In Australia, the Court of Equity may grant partial relief under the contract if good conscience and practical justice are observed by the court.[7][8]
In finance, law, and insurance, rescission is the termination of a contract from the beginning (as if it never existed), rendering it void ab initio. In 2009, one judge ruled that borrowers who refinanced into an adjustable-rate mortgage could force a bank to rescind mortgage loans if it acted similarly inappropriately.[9] Rescission is typically viewed as "an extreme remedy" which is "rarely granted".[10]
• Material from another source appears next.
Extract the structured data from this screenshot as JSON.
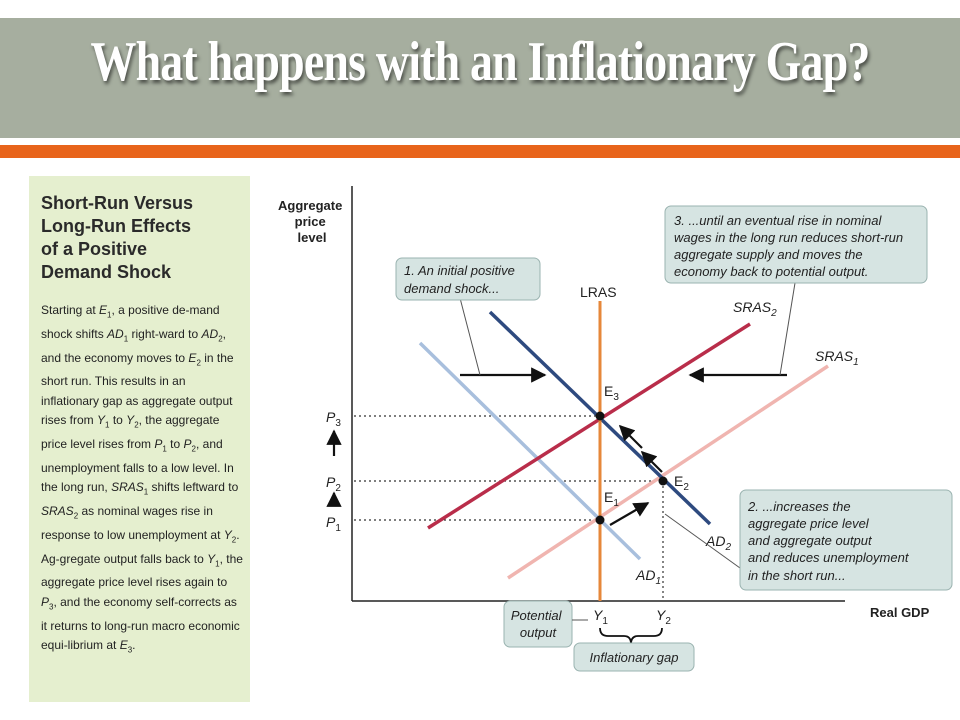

In order to have legal certainty and in order to avoid the situation that courts have to decide ex-post if a trade should be binding or not, erroneous trade rules of exchanges usually exclude civil-law rescission rights.[11][12]
This explains why banks usually have to carry huge losses when clearly erroneous trades occurred that have not been detected within 30 minutes.[13]
Insurers have the right to rescind an insurance policy due to concealment, material misrepresentation, or material breach of warranty. Generally, to rescind, an insurer will send a notice to the insured and tender a check in the amount of the premium paid for the relevant policy period
In health insurance and specifically the individual and small group insurance markets, rescissions have generally followed the diagnosis of an expensive-to-treat illness in the patient (policyholder), typically because of withheld information about a pre-existing medical condition.[14] Public awareness of this practice increased during the 2009 US healthcare debate, when it was described colloquially as "cancel coverage when you get sick". The practice of health insurance rescission was partially limited starting September 23, 2010,[15] following the adoption of the Patient Protection and Affordable Care Act in 2010. A House committee report[16] found that WellPoint (now Anthem), UnitedHealth Group and Assurant rescinded policies for more than 20,000 people over a five-year period;[14] the House report also highlighted 13 particular cases.[16]
In 2010, it was revealed that WellPoint specifically targeted women with breast cancer for aggressive investigation with the intent to cancel (rescind) their policies.[17] The disclosures followed the discovery that Assurant Health similarly targeted all recently diagnosed HIV-positive (AIDS) policyholders for rescission.[18] U.S. Department of Health and Human Services (HHS) Secretary Kathleen Sebelius sent a letter to WellPoint urging the insurer to immediately end their practice of dropping health insurance coverage for the women.[19]
The software technology used by Wellpoint as well as other major American health insurance companies[20] is provided by MIB Group. The software automatically triggered a fraud investigation on every policyholder recently diagnosed with breast cancer and searched for conditions not disclosed in the application.[17][21] The MIB Group provides a "Follow-up Service" which allows for a "second chance" to underwrite based on additional, discovered information during the contestable period.[22] The service is maintained for two years after initial underwriting and may include, among other information credit history, medical conditions, driving records, criminal activity, drug use, participation in hazardous sports, and personal or family genetic history.[23] Consumers can request a copy of the data in their report from MIB Group.[24] The insurer is additionally required to prove an "intent to deceive" in the misrepresentation, this fraud or intent requirement was extended federally for health insurance contracts effective September 23, 2010[19] by Section 2712 of the Patient Protection and Affordable Care Act. In the long-run the change may have little effect in practice given that the bill eventually will not allow underwriting based on preexisting conditions.[25] Previously, most states required proving "intent to deceive".[26]